La pensavo così anche io.  Poi l’ho visto.
Quello che vi troverete davanti guardando Sherlock non è uno Sherlock qualsiasi ma è LUI, nella vostra mente ogni altra interpretazione, rielaborazione, trasposizione o come cavolo la volete chiamare, del detective viene oscurata, che dico, cancellata da questa serie, da un gruppo di attori eccellenti e da una scrittura semplicemente perfetta.
Ma andiamo con ordine.
Il ruolo di Sherlock viene affidato a Benedict Cumberbatch (visto nell’ultimo film di Star Trek) e a Martin Freeman  il ruolo del fedele Watson (Bilbo ne Lo Hobbit). Per chi ha visto qualche vecchio film ma non ha letto mai una riga di Arthy (Sir Arthur Conan Doyle mi piace chiamarlo così, concedetemelo) una delle prime sorprese è che Watson non viene rappresentato come un attempato e cicciotto signore poco intelligente, ma come un uomo colto e pure piuttosto figo (a parer mio). Chi ha letto i libri sarà molto felice di questa differenza perchè in effetti il personaggio che viene fuori dal film sembra esattamente quello che Arthy si era figurato. Stesso discorso per Sherlock che ricalca perfettamente il personaggio del libro, sin dalle prime battute pronunciate quando incontra Watson il pensiero immediato per i lettori è che Arthy questo straordinario personaggio, doveva esserselo immaginato proprio così.

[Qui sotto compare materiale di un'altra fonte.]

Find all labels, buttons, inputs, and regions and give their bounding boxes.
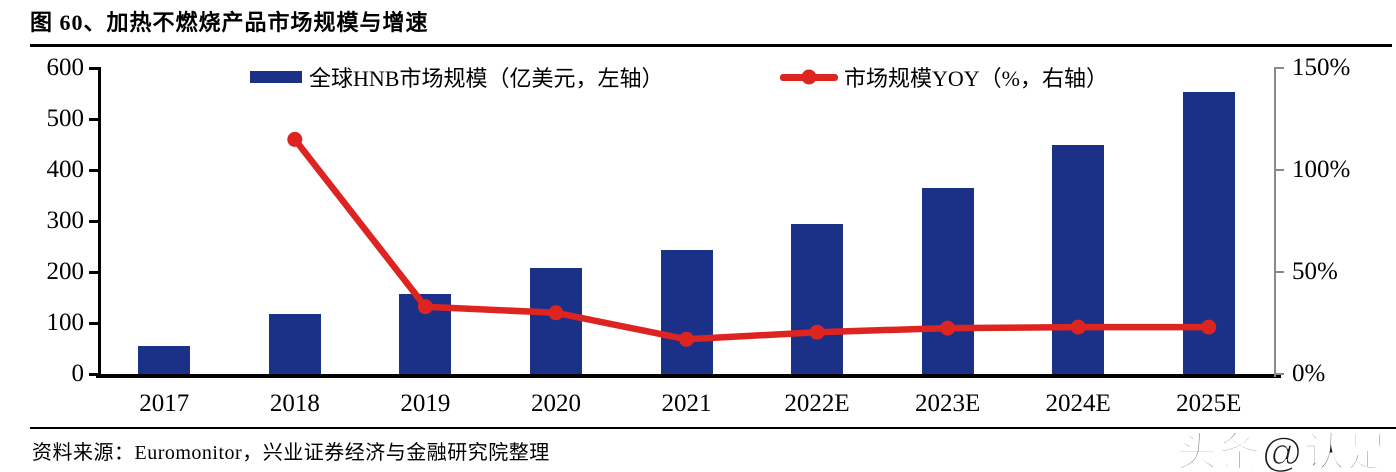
left-axis-tick xyxy=(88,322,98,325)
left-axis-tick xyxy=(88,220,98,223)
legend-item-line-series: 市场规模YOY（%，右轴） xyxy=(780,61,1108,93)
bar-2017 xyxy=(138,345,191,374)
left-axis xyxy=(97,67,101,376)
left-axis-tick-label: 500 xyxy=(46,105,85,132)
figure-title: 图 60、加热不燃烧产品市场规模与增速 xyxy=(30,10,429,35)
left-axis-tick-label: 100 xyxy=(46,309,85,336)
bar-2022E xyxy=(791,223,844,374)
left-axis-tick xyxy=(88,169,98,172)
bar-2018 xyxy=(268,314,321,374)
source-note: 资料来源：Euromonitor，兴业证券经济与金融研究院整理 xyxy=(32,442,550,464)
right-axis-tick xyxy=(1276,169,1284,171)
x-axis-label: 2019 xyxy=(400,390,451,417)
right-axis-tick xyxy=(1276,373,1284,375)
right-axis-tick-label: 0% xyxy=(1292,360,1326,387)
x-axis-label: 2021 xyxy=(661,390,712,417)
watermark: 头条@认是 xyxy=(1175,428,1390,472)
title-divider xyxy=(30,44,1392,47)
right-axis-tick-label: 50% xyxy=(1292,258,1338,285)
bar-2020 xyxy=(529,268,582,374)
bar-2025E xyxy=(1182,91,1235,374)
bottom-axis xyxy=(96,374,1281,378)
bar-2024E xyxy=(1052,144,1105,374)
bar-2021 xyxy=(660,250,713,374)
x-axis-label: 2020 xyxy=(530,390,581,417)
right-axis-tick-label: 150% xyxy=(1292,54,1351,81)
x-axis-label: 2018 xyxy=(269,390,320,417)
right-axis-tick-label: 100% xyxy=(1292,156,1351,183)
right-axis-tick xyxy=(1276,67,1284,69)
bar-series-swatch xyxy=(250,71,302,83)
legend-label-bar-series: 全球HNB市场规模（亿美元，左轴） xyxy=(309,66,664,91)
legend-label-line-series: 市场规模YOY（%，右轴） xyxy=(844,66,1108,91)
left-axis-tick-label: 600 xyxy=(46,54,85,81)
left-axis-tick xyxy=(88,67,98,70)
left-axis-tick-label: 300 xyxy=(46,207,85,234)
line-series-swatch xyxy=(780,69,838,85)
left-axis-tick xyxy=(88,118,98,121)
x-axis-label: 2024E xyxy=(1045,390,1111,417)
bar-2019 xyxy=(399,293,452,374)
x-axis-label: 2023E xyxy=(914,390,981,417)
left-axis-tick-label: 400 xyxy=(46,156,85,183)
line-series-marker-icon xyxy=(801,69,817,85)
x-axis-label: 2022E xyxy=(784,390,850,417)
left-axis-tick-label: 0 xyxy=(71,360,85,387)
left-axis-tick xyxy=(88,373,98,376)
left-axis-tick xyxy=(88,271,98,274)
x-axis-label: 2025E xyxy=(1176,390,1242,417)
left-axis-tick-label: 200 xyxy=(46,258,85,285)
right-axis-tick xyxy=(1276,271,1284,273)
right-axis xyxy=(1274,67,1276,377)
footer-divider xyxy=(30,427,1396,429)
bar-2023E xyxy=(921,188,974,374)
legend-item-bar-series: 全球HNB市场规模（亿美元，左轴） xyxy=(250,61,663,93)
yoy-point-icon xyxy=(287,131,303,147)
x-axis-label: 2017 xyxy=(139,390,190,417)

La cosa che sorprende di più di quest’ennesima trasposizione è la capacità di rendere incredibilmente attuali e reali due personaggi pensati alla fine dell’800 riuscendo, nello stesso tempo, a non cambiarli e snaturarli, mantenendo le loro caratteristiche tanto da rendere quest’adattamento più vicino ai libri di quanto, paradossalmente,  non lo siano stati finora i tanti film (a partire da quello con Robert Downey Jr.) ambientati nell’epoca ‘giusta’.

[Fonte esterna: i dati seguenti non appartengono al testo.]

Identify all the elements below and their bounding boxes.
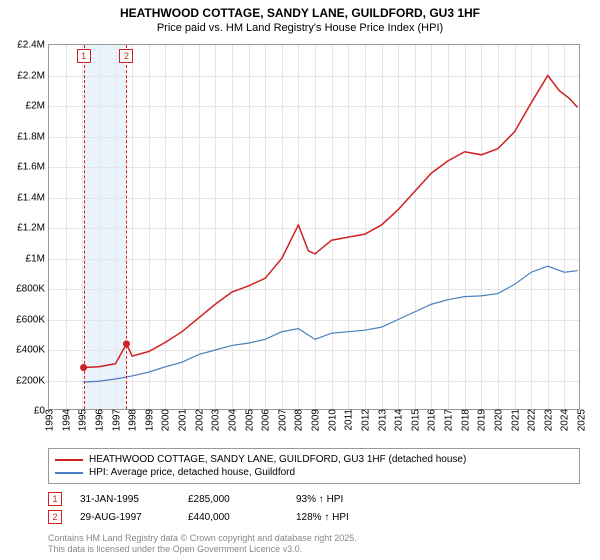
x-axis-label: 2006 (259, 409, 272, 431)
x-axis-label: 2021 (508, 409, 521, 431)
sale-row-2: 2 29-AUG-1997 £440,000 128% ↑ HPI (48, 510, 580, 524)
y-axis-label: £2.2M (17, 70, 49, 81)
attribution: Contains HM Land Registry data © Crown c… (48, 533, 580, 556)
x-axis-label: 2025 (575, 409, 588, 431)
chart-container: HEATHWOOD COTTAGE, SANDY LANE, GUILDFORD… (0, 0, 600, 560)
legend-swatch-property (55, 459, 83, 461)
sale-marker-box: 2 (119, 49, 133, 63)
sale-date-1: 31-JAN-1995 (80, 494, 170, 505)
chart-subtitle: Price paid vs. HM Land Registry's House … (0, 20, 600, 34)
sale-marker-line (126, 45, 127, 409)
attribution-line2: This data is licensed under the Open Gov… (48, 544, 580, 556)
y-axis-label: £2M (26, 101, 49, 112)
chart-title: HEATHWOOD COTTAGE, SANDY LANE, GUILDFORD… (0, 0, 600, 20)
sale-marker-1: 1 (48, 492, 62, 506)
sale-price-1: £285,000 (188, 494, 278, 505)
x-axis-label: 1996 (92, 409, 105, 431)
x-axis-label: 2005 (242, 409, 255, 431)
sale-marker-box: 1 (77, 49, 91, 63)
x-axis-label: 1999 (142, 409, 155, 431)
chart-plot-area: £0£200K£400K£600K£800K£1M£1.2M£1.4M£1.6M… (48, 44, 580, 410)
sale-pct-2: 128% ↑ HPI (296, 512, 386, 523)
sale-date-2: 29-AUG-1997 (80, 512, 170, 523)
y-axis-label: £800K (16, 284, 49, 295)
x-axis-label: 2003 (209, 409, 222, 431)
x-axis-label: 2012 (358, 409, 371, 431)
x-axis-label: 2013 (375, 409, 388, 431)
x-axis-label: 2020 (491, 409, 504, 431)
x-axis-label: 2022 (525, 409, 538, 431)
sale-price-2: £440,000 (188, 512, 278, 523)
x-axis-label: 2014 (392, 409, 405, 431)
y-axis-label: £400K (16, 345, 49, 356)
y-axis-label: £2.4M (17, 40, 49, 51)
x-axis-label: 1994 (59, 409, 72, 431)
x-axis-label: 2000 (159, 409, 172, 431)
y-axis-label: £600K (16, 314, 49, 325)
x-axis-label: 2016 (425, 409, 438, 431)
series-line-hpi (84, 266, 578, 382)
x-axis-label: 2011 (342, 409, 355, 431)
sale-marker-line (84, 45, 85, 409)
y-axis-label: £1.2M (17, 223, 49, 234)
sale-marker-2: 2 (48, 510, 62, 524)
sale-row-1: 1 31-JAN-1995 £285,000 93% ↑ HPI (48, 492, 580, 506)
legend-label-hpi: HPI: Average price, detached house, Guil… (89, 467, 295, 478)
x-axis-label: 2004 (225, 409, 238, 431)
x-axis-label: 2015 (408, 409, 421, 431)
x-axis-label: 2024 (558, 409, 571, 431)
y-axis-label: £1.6M (17, 162, 49, 173)
x-axis-label: 2019 (475, 409, 488, 431)
legend: HEATHWOOD COTTAGE, SANDY LANE, GUILDFORD… (48, 448, 580, 484)
chart-svg (49, 45, 579, 409)
x-axis-label: 2002 (192, 409, 205, 431)
x-axis-label: 1997 (109, 409, 122, 431)
x-axis-label: 2007 (275, 409, 288, 431)
legend-label-property: HEATHWOOD COTTAGE, SANDY LANE, GUILDFORD… (89, 454, 466, 465)
x-axis-label: 2023 (541, 409, 554, 431)
y-axis-label: £1.4M (17, 192, 49, 203)
x-axis-label: 2018 (458, 409, 471, 431)
legend-swatch-hpi (55, 472, 83, 474)
x-axis-label: 2008 (292, 409, 305, 431)
x-axis-label: 1998 (126, 409, 139, 431)
x-axis-label: 2001 (176, 409, 189, 431)
x-axis-label: 2017 (442, 409, 455, 431)
legend-row-property: HEATHWOOD COTTAGE, SANDY LANE, GUILDFORD… (55, 453, 573, 466)
sale-pct-1: 93% ↑ HPI (296, 494, 386, 505)
y-axis-label: £1.8M (17, 131, 49, 142)
x-axis-label: 1993 (43, 409, 56, 431)
y-axis-label: £1M (26, 253, 49, 264)
x-axis-label: 1995 (76, 409, 89, 431)
x-axis-label: 2009 (309, 409, 322, 431)
y-axis-label: £200K (16, 375, 49, 386)
series-line-property (84, 76, 578, 368)
attribution-line1: Contains HM Land Registry data © Crown c… (48, 533, 580, 545)
legend-row-hpi: HPI: Average price, detached house, Guil… (55, 466, 573, 479)
x-axis-label: 2010 (325, 409, 338, 431)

Le sorprese non terminano qui. Il caro Moffat rielabora totalmente i libri riadattandoli in maniera tutt’altro che letterale ma riuscendo a mantenere l’anima e l’atmosfera che si sente leggendoli. Riprende le stesse storie ma non cerca di riadattarle parola per parola, mantiene gli elementi cardine e stravolge tutto il resto.
La chimica perfetta tra i due protagonisti, ma soprattutto tra gli attori che li interpretano, i dialoghi brillanti, gli accenti, la meraviglia di una Londra moderna protagonista anch’essa insieme a Sherlock e Watson e  le atmosfere così intimamente british fanno il resto. E non è poco.
Come vi ho già detto nel post introduttivo, anche in questa serie inglese l’attenzione ai dettagli, non solo visivi, ma di ogni singola parola e musica, rende la visione spettacolare e si ha la percezione che ci sia davvero un grande impegno e dedizione in ogni passaggio della produzione, nulla viene lasciato al caso.
Non vi dico altri dettagli per non rovinarvi la “proiezione” ma credetemi tutti i procedurali e i polizeschi, pure i più riusciti, scompaiono di fronte a questa serie. E poi, se Sherlock è il padre di tutti i detective, Moriarty è sicuramente padre, madre e nonno di  tutti i migliori cattivi machiavellici della storia della tv.

In conclusione: conosco diversi amanti di Artur Conan Doyle e nessuno di loro (io per prima, come avrete vagamente intuito) è rimasto insoddisfatto da tale trasposizione. Ma questa è solo una delle tante ragioni per vederlo.